More clashes in Tehran: For the first time since the suppression of post-election protests in Iran, thousands of opposition supporters hit the streets again Thursday. The demonstrators marked the 10th anniversary of student riots in Tehran. Eyewitnesses said that police officers armed with bats and using tear gas dispersed hundreds of protestors.
Later Thursday, plain-clothed security forces entered university dorms in the capital and attacked students. The assault was reported by the students' website. According to the reports, armed assailants accompanied by forces on motorcycles arrived at the Amir-Kabir University, a known anti-establishment hotbed.
Fire on Tehran's streets (Photo: AP)
The attackers reportedly assaulted students and guards at the dorms, destroyed equipment, and damaged buildings at the site, while using tear gas.
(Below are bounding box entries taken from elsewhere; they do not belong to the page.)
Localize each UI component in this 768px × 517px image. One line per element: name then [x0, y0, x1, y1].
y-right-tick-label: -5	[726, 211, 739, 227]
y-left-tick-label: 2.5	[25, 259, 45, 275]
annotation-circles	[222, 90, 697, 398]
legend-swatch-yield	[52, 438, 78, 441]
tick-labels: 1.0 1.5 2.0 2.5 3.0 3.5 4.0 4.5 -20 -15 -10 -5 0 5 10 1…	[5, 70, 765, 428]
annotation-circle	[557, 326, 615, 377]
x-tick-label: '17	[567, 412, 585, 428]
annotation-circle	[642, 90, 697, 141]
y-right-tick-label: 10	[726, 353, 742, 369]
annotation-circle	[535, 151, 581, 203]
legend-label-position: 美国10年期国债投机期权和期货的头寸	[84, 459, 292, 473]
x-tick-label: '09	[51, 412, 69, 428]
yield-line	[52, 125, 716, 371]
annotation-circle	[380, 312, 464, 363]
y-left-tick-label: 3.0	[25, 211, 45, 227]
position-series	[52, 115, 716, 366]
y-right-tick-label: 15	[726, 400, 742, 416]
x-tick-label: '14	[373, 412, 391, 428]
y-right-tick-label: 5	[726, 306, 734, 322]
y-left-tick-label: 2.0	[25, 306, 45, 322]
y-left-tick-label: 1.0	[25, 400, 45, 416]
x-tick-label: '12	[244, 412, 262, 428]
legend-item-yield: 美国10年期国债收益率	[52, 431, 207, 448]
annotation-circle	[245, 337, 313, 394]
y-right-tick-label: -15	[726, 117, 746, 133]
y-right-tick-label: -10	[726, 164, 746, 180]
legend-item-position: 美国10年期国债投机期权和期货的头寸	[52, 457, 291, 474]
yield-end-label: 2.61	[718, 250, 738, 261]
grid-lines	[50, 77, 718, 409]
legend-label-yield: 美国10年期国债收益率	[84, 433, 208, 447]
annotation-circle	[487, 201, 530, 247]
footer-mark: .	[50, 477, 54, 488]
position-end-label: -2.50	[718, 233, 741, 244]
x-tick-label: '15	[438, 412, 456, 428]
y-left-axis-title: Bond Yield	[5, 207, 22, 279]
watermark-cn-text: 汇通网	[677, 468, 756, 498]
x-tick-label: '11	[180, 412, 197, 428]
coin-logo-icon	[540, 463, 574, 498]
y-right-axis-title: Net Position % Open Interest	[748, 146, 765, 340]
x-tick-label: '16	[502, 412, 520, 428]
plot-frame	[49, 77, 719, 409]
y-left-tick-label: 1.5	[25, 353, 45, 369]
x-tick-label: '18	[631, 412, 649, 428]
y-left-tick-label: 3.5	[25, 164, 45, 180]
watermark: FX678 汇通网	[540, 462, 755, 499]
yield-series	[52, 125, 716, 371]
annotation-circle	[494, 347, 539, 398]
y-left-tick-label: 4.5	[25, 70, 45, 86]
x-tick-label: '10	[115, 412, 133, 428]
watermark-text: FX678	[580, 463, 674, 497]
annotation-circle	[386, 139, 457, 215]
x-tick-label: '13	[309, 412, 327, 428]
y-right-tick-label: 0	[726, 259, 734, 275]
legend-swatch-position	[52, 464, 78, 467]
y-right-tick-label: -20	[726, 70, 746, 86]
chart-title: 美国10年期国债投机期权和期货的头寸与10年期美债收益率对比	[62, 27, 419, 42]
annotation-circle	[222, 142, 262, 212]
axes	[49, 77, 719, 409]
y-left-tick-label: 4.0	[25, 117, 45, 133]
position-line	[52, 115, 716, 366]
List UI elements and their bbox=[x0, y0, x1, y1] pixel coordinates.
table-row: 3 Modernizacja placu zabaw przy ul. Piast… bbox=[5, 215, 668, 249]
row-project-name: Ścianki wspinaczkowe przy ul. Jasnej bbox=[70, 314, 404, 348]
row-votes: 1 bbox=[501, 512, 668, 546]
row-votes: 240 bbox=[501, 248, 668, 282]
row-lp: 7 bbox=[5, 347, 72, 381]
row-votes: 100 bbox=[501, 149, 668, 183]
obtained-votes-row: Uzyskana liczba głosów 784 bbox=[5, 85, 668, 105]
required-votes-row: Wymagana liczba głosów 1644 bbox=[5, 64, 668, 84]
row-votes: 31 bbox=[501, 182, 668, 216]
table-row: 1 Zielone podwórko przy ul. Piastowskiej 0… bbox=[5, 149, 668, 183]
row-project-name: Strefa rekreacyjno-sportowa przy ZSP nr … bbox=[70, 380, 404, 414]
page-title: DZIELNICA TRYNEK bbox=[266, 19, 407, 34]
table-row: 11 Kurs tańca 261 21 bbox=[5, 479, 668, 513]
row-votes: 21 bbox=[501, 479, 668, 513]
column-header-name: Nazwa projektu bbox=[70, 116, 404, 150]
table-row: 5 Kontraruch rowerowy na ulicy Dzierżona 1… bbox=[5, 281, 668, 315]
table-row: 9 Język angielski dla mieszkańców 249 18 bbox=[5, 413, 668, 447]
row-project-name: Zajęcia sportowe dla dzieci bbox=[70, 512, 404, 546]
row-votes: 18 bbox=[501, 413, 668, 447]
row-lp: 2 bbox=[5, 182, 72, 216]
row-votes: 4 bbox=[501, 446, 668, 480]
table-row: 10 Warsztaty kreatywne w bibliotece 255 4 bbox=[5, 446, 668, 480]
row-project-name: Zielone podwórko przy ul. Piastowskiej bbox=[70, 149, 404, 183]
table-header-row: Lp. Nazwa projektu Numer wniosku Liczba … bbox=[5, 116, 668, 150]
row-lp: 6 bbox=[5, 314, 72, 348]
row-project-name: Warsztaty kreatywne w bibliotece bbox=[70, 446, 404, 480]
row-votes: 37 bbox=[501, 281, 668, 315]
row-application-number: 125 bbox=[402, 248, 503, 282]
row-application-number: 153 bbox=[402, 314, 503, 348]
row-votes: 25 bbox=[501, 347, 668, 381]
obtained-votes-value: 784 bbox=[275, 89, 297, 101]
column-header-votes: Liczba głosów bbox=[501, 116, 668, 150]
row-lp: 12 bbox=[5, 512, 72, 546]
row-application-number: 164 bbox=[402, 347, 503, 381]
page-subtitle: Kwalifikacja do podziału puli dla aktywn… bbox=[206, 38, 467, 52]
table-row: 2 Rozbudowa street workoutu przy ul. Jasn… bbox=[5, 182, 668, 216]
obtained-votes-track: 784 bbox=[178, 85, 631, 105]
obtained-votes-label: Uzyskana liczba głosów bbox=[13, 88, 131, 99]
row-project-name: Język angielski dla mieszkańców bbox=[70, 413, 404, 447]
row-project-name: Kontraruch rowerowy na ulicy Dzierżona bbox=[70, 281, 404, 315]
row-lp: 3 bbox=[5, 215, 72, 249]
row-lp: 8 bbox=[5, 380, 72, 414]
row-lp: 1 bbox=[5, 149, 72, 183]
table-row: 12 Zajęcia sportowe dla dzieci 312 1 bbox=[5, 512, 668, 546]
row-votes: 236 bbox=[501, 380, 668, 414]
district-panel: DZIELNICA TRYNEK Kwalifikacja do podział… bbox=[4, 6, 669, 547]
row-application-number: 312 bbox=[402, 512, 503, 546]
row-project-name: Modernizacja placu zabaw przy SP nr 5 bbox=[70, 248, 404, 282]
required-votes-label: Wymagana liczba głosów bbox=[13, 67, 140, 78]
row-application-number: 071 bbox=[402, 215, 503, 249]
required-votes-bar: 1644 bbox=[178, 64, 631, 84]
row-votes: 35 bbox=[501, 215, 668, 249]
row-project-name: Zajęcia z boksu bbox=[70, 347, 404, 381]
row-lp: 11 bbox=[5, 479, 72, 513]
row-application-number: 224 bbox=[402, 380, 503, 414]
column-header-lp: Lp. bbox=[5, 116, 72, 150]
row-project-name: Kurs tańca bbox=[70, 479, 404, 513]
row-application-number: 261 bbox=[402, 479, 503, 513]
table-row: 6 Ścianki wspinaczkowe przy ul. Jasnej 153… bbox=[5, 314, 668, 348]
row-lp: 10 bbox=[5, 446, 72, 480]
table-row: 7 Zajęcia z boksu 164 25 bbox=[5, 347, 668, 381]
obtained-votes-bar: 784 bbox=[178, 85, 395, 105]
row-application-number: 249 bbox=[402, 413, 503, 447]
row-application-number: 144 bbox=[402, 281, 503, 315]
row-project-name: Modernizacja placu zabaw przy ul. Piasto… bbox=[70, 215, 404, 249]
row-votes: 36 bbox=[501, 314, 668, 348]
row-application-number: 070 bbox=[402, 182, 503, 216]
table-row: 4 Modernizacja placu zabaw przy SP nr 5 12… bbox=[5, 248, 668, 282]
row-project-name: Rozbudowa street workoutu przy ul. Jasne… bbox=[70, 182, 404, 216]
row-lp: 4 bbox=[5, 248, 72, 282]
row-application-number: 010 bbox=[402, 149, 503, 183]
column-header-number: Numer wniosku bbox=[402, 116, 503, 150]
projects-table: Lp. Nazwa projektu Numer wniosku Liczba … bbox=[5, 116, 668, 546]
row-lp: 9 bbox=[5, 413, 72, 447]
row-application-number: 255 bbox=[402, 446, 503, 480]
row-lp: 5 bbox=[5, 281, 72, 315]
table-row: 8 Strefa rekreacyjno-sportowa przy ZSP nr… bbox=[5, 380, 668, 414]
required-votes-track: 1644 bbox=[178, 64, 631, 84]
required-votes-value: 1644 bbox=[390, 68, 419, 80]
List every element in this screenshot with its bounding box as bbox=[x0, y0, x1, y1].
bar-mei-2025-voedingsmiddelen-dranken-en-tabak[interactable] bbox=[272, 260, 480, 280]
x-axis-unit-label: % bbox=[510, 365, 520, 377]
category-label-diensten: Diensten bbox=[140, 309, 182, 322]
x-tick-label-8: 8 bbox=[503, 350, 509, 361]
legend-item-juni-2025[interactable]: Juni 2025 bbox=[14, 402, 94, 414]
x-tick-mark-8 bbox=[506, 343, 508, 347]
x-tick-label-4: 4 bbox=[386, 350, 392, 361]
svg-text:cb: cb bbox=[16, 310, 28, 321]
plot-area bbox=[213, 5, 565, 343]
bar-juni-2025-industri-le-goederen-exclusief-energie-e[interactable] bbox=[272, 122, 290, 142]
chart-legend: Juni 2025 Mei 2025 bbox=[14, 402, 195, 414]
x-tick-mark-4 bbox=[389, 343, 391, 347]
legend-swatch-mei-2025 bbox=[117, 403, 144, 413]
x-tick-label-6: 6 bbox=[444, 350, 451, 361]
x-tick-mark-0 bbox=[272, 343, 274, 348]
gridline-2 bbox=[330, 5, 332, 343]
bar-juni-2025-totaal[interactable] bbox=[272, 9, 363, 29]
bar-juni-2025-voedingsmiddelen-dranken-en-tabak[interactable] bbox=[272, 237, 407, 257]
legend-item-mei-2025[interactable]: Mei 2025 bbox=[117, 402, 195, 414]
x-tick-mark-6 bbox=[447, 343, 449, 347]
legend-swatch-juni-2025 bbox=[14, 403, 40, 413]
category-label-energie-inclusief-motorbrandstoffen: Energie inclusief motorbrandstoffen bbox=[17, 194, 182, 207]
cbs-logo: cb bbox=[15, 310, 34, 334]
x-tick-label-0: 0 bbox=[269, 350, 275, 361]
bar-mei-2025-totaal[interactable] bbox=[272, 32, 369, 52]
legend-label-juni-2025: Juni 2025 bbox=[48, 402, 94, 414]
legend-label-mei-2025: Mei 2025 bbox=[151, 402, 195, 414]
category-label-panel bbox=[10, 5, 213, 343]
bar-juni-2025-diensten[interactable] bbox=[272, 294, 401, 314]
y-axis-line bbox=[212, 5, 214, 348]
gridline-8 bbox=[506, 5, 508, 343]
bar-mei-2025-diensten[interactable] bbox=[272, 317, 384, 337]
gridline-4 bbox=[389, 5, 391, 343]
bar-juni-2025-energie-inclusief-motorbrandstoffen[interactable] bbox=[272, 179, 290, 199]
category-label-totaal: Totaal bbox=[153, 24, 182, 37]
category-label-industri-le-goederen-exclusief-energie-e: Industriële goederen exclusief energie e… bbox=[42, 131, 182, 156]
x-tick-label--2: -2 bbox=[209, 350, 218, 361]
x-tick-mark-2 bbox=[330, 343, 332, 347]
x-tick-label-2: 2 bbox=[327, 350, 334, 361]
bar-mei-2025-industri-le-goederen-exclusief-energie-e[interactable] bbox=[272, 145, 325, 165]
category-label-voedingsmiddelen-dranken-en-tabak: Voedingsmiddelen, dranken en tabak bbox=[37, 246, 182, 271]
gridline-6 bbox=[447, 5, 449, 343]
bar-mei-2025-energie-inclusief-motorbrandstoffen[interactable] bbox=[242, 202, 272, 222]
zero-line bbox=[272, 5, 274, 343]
During the earlier protests in Tehran, demonstrators were reportedly chanting "Death to the Dictator," while police helicopters were keeping an eye on them from the air.
"They were about 250 people who shouted in favour of (defeated presidential candidate Mirhossein) Mousavi and made the victory sign. Police dispersed them," a witness who asked not to be named told Reuters.
Forces use tear gas (Photo: AP)
According to later reports, security forces directed live fire at demonstrators. An eyewitness told the New York Times website that a woman with a blood-soaked jacket was seen running away from a protest scene. According to a report by an exiled Iranian blogger considered credible, at least three people sustained gunshot wounds in the rallies.
Iran police Chief Esmail Ahmadi-Moghaddam said on Wednesday the force had received no requests for any gatherings on Thursday to mark the student unrest in 1999, sparked by the Tehran University dormitory attack.
On Wednesday, supporters of opposition leader Mousavi were urged – on Facebook - to renew the protests. According to unofficial reports, protestors gathered at several sites across the Iranian capital and hundreds embarked on a march.
Ahead of the protest, authorities reportedly disconnected the cellular network in Tehran, so demonstrators have no way of calling each other or sending text messages.